X.16 In huius peninsulae editioribus locis frequentes sunt cumuli lapidum, quos incolae speculas nominant. Has nusquam me vidisse memini praeterquam in hoc tractu. Has congeries non nisi magna numerosae multitudinis manu coacervatas fuisse credibile est. Paucis in locis, ubi lapides non sunt (omnes enim colles asperi et lapidosi), ex terra facti sunt. Cumuli tantae magnitudinis sunt, ut aspicientibus montes videantur, quamvis tempus et hominum manus et pecus omne non parvam partem decacuminavit. X.17 Monumenta haec fuisse illustrium virorum existimo. Mos enim erat vetustissimorum Graecorum et ante illos forte Iapygum super cadavera clarorum virorum ingentem lapidum aut arenarum molem accumulare, unde fortasse cumuli aut tumuli sepulchra dicuntur.

Traduzione:

X.16 Sono numerose, nelle zone più elevate di questa penisola, costruzioni formate da cumuli di pietre che gli abitanti chiamano specchie.

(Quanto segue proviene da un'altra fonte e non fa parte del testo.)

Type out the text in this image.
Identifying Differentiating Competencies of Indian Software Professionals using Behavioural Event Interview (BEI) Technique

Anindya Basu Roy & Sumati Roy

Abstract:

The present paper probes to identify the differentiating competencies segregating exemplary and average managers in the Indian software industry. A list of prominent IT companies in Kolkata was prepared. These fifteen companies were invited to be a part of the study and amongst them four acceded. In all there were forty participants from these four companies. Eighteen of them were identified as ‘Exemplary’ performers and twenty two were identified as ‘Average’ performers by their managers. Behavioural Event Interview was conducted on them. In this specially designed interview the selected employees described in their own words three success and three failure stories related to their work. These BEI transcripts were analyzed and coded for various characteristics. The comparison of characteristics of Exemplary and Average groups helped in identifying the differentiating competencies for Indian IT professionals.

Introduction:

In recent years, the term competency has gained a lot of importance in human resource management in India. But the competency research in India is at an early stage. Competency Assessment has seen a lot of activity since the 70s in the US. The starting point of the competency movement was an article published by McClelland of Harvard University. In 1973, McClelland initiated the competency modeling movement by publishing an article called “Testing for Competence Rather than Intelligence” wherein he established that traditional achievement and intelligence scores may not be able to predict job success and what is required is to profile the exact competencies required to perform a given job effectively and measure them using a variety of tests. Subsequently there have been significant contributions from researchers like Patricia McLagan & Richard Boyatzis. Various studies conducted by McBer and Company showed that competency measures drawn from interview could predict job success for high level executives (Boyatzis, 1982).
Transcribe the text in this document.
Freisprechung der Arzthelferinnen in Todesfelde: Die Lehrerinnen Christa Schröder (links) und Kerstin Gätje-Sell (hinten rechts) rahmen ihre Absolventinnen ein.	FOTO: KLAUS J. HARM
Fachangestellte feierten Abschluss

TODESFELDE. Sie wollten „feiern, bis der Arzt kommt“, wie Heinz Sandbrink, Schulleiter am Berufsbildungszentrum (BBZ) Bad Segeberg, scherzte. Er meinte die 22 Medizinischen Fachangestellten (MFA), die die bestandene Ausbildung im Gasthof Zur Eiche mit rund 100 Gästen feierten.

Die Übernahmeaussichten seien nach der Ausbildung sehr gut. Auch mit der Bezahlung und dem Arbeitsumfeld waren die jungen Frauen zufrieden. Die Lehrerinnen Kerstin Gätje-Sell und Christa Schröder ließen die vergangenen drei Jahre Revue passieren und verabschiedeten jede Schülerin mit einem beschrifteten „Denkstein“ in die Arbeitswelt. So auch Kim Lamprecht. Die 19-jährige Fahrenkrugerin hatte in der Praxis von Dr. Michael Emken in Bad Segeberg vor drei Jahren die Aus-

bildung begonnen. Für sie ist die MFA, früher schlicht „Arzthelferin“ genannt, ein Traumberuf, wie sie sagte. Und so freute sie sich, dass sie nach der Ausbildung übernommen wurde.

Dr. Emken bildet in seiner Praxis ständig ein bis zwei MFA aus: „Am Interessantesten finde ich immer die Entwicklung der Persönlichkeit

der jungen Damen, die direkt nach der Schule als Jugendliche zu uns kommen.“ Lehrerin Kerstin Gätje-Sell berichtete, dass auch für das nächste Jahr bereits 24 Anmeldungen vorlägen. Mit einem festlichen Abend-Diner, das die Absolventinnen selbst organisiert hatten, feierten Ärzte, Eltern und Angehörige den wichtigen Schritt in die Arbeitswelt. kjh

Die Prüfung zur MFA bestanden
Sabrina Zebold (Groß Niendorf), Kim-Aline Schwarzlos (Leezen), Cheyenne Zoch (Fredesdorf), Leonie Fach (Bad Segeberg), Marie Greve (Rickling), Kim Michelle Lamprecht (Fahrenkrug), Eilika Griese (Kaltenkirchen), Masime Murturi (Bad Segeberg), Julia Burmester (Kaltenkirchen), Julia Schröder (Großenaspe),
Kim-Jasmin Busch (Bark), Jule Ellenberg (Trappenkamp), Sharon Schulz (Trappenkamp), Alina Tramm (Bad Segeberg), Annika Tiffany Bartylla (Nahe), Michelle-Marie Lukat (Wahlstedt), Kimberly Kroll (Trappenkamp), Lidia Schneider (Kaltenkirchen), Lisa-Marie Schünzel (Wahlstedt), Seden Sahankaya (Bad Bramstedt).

Non ricordo di averne osservate di simili altrove, ma di averle viste solo in questo territorio. È da ritenere che l’accatastamento di un siffatto ammasso di pietre richiese l’opera di un gran numero di uomini. In poche località, dove il terreno non è pietroso (tutti gli innalzamenti del suolo sono infatti aspri e rocciosi), esse sono realizzate con della terra. I cumuli raggiungono una tale altezza da dar l’impressione di essere delle montagne a chi li guardi, sebbene il tempo e l’opera dell’uomo e ogni genere di bestie li abbiano privati di una porzione non piccola della sommità. X.17 Ritengo che questi furono dei monumenti eretti a ricordo di illustri personaggi. Era infatti uso antichissimo tra i Greci e prima di loro forse tra gli Iapigi ricoprire i resti mortali dei personaggi ragguardevoli con un’enorme massa di pietre o di sabbia: da ciò forse deriva l’usanza di chiamare i sepolcri cumuli o tumuli1.

Note:

1 Le specchie sono grandi cumuli di pietra di forma diversa, che arrivano fino a dieci metri di altezza, caratteristiche della zona salentina. Esse servivano forse per segnalare i confini dei feudi o come luoghi di avvistamento o, secondo altri, erano destinate ai sepolcri di uomini famosi.